Cancer : le retour au travail, un autre combat difficile

Publié le 4 février 2014 à 10h20
Cancer : le retour au travail, un autre combat difficile

SANTE - Perte de l’estime de soi, peur de la récidive… autant d’incertitudes qui peuvent compliquer une réintégration socioprofessionnelle pour les anciens malades d'un cancer. Aujourd'hui encore, trop peu de dispositifs leurs permettent de se préparer en amont à cette étape cruciale pour la reconstruction.

"Au début, j'étais dans le déni, mais j'ai réalisé que ce n'était pas possible de reprendre mon travail comme avant". Dix mois après l'annonce de son cancer du sein, Laurence s'apprête à retrouver son poste de DRH. En rémission, elle voulait reprendre les mêmes habitudes qu'avant, avant de comprendre que cela ne serait pas aussi facile. "J'ai eu la chance d'avoir un employeur très compréhensif, j'ai pris un mi-temps thérapeutique . Au début je me suis sentie coupable mais après je me suis remerciée car maintenant je sais que je peux vraiment y retourner".

Comme elle, 80 % des patients qui avaient arrêté leur travail pendant leur cancer, reprennent leur activité professionnelle, selon un récent sondage de l'Institut Curie . Pour les patients, cette initiative est vue comme un moyen de tourner la page, de vivre de nouveau normalement. Pour les médecins, le retour au travail participe à la phase cruciale de reconstruction.
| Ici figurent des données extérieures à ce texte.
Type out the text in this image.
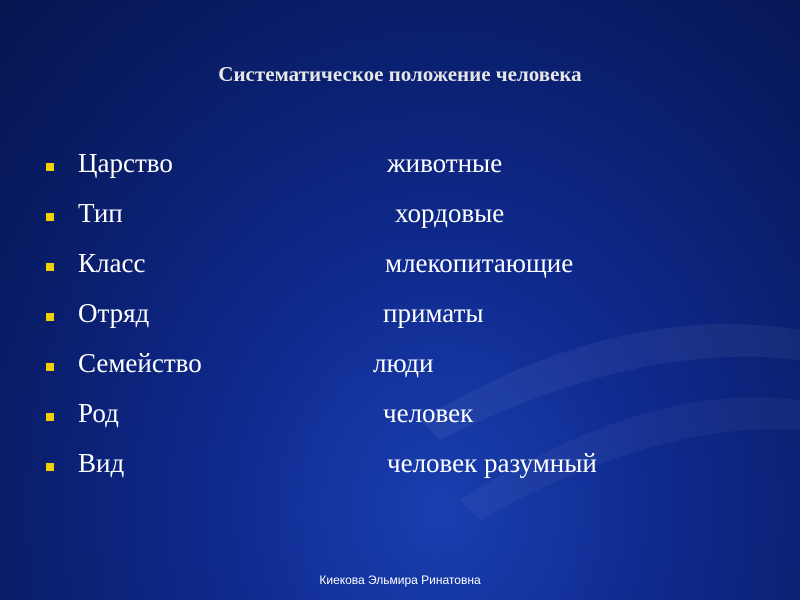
Систематическое положение человека
Царство	животные
Тип	хордовые
Класс	млекопитающие
Отряд	приматы
Семейство	люди
Род	человек
Вид	человек разумный
Киекова Эльмира Ринатовна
Mais d'après le même sondage, 60 % d’entre eux confient "avoir du mal à retrouver leur place". Or, si cette phase ne se déroule pas dans les meilleures conditions, elle peut compromettre la réinsertion socioprofessionnelle dans son ensemble.

"La principale préoccupation est la fatigue"

En France, environs deux millions de personnes vivent en ayant eu un jour un cancer. Le deuxième Plan Cancer 2009-2013 avait fait de "l’après-cancer" l’un de ses axes prioritaires pour s’attaquer "au sentiment de solitude" que les patients peuvent endurer lors du retour à la vie active : il prévoyait de personnaliser la prise en charge après la maladie. Mais selon l'Institut Curie, "le manque d’anticipation du retour au travail, le dialogue insuffisant avec le médecin du travail, l’incompréhension de la hiérarchie et des collègues sont des obstacles toujours aussi présents".

Pour Monique Sevellec, psychosociologue à la Maison des patients et des proches de l’Institut Curie, "ce retour dans le monde professionnel reste difficile car le corps est modifié par les traitements et la principale préoccupation du malade est la fatigue. Et puis, les patients prennent conscience qu'ils ont changé et angoissent en se demandant s'ils seront à la hauteur." À ce sujet, le ministère du Travail précise que "si le salarié est déclaré par le médecin du travail inapte à reprendre l’emploi qu’il occupait, l’employeur est tenu de lui proposer un emploi approprié à ses capacités".

Des progrès attendus

"Sauf que même s'ils sont très angoissés, les patients n'osent pas prendre contact en amont avec leur entreprise, leur médecin du travail", souligne Monique. "Les patients sont tellement pris par le désir de tourner la page qu'ils oublient de se remettre complètement de leur convalescence. Moi j'ai dû avoir un accompagnement personnalisé pour en prendre conscience", précise Laurence. Beaucoup de spécialistes citent l'exemple de l'Allemagne, où le dialogue entre spécialistes et médecin du travail est mieux instauré et où le salarié conserve pendant un certain temps le statut de malade.

Comment alors passer définitivement du statut de malade à celui d'employé en rémission ? Monique le reconnaît : "il y a tout un travail à faire sur l'accompagnement pour combler le vide entre l'hôpital et l'entreprise. Pourquoi ne pas mettre en place des structures dédiées ?". Le troisième plan cancer, officiellement lancé en 2014 sera axé sur les inégalités face à la maladie. "La vie pendant et après le cancer" est de nouveaux l'un des axes majeurs, et aborde notamment la question de l’accessibilité aux prêts et aux assurances pour les malades.